"Mixed-Precision Graph Neural Quantization for Low Bit LLMs"
Below podcast on this paper is generated with Google's Illuminate.
https://arxiv.org/abs/2501.18154
The challenge in deploying LLMs arises from their large size and computational demands, especially in resource-limited environments. Existing Post-Training Quantization methods degrade significantly at low bit-widths (less than 3 bits) due to increased quantization errors.
This paper introduces Mixed-precision Graph Neural Post-Training Quantization. It uses a Graph Neural Network to understand weight dependencies and allocate quantization bit-widths adaptively, thus minimizing quantization error.
-----
📌 MG-PTQ leverages Graph Neural Networks to model weight dependencies, a novel approach in Post-Training Quantization. This allows for more informed bit allocation than methods treating weights independently.
📌 Adaptive bit-width assignment based on GNN-assessed weight importance is a key innovation. It optimizes resource allocation by using higher precision for critical parameters and lower for less crucial ones.
📌 By considering weight relationships, MG-PTQ significantly improves low-bit quantization performance. It surpasses GPTQ, setting new benchmarks for perplexity at bit-widths under 3, as shown on WikiText2 and C4.
----------
Methods Explored in this Paper 🔧:
→ This paper proposes a Mixed-precision Graph Neural Post-Training Quantization method called MG-PTQ.
→ MG-PTQ uses a Graph Neural Network module to capture the dependencies between weights in LLMs.
→ It constructs a feature graph where each column of the weight matrix is a node.
→ The edges of this graph are weighted by the second-order Hessian matrix, representing weight dependencies.
→ Node features are initialized with the weight values themselves.
→ A 2-layer Graph Convolutional Network processes this graph to learn weight importance.
→ Based on the GNN output, a bit-width allocator, which is a feed-forward neural network, assigns adaptive quantization bit-widths to each weight column.
→ The method employs block-wise quantization and an Approximate Gradient strategy using Gumbel-Softmax during training to handle discrete bit-widths.
-----
Key Insights 💡:
→ Capturing weight dependencies using a Graph Neural Network significantly improves quantization accuracy at very low bit-widths.
→ Adaptively assigning bit-widths based on weight importance, learned through the GNN, outperforms uniform quantization strategies.
→ MG-PTQ maintains a controllable average bit-width by incorporating a penalty term in the GNN training objective.
→ Replacing the GCN module with a Multilayer Perceptron significantly degrades performance, highlighting the importance of graph-based dependency modeling.
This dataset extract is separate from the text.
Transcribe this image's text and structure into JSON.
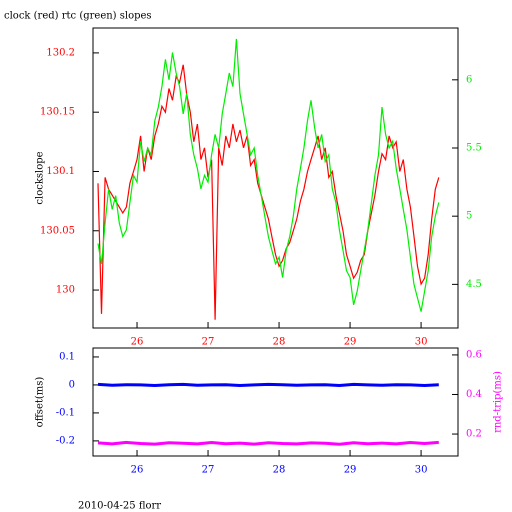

→ MG-PTQ achieves comparable quantization time to GPTQ while offering superior performance in low-bit quantization.
-----
Results 📊:
→ MG-PTQ achieves a perplexity of 39.53 on WikiText2 and 29.43 on C4 for LLaMA1-7b at an average of 2.5 weight bits.
→ At 2 bits for LLaMA1-7b, MG-PTQ achieves 130.27 perplexity on WikiText2 and 96.70 on C4, outperforming GPTQ significantly in low-bit scenarios.
→ For LLaMA1-13b at 2.5 bits, MG-PTQ reaches 12.26 perplexity on WikiText2 and 10.37 on C4.
→ Ablation studies show that replacing the GCN with an MLP leads to a noticeable performance drop, for example, at 2 bits, perplexity increases from 96.70 to 122.69 on C4 for LLaMA-7b.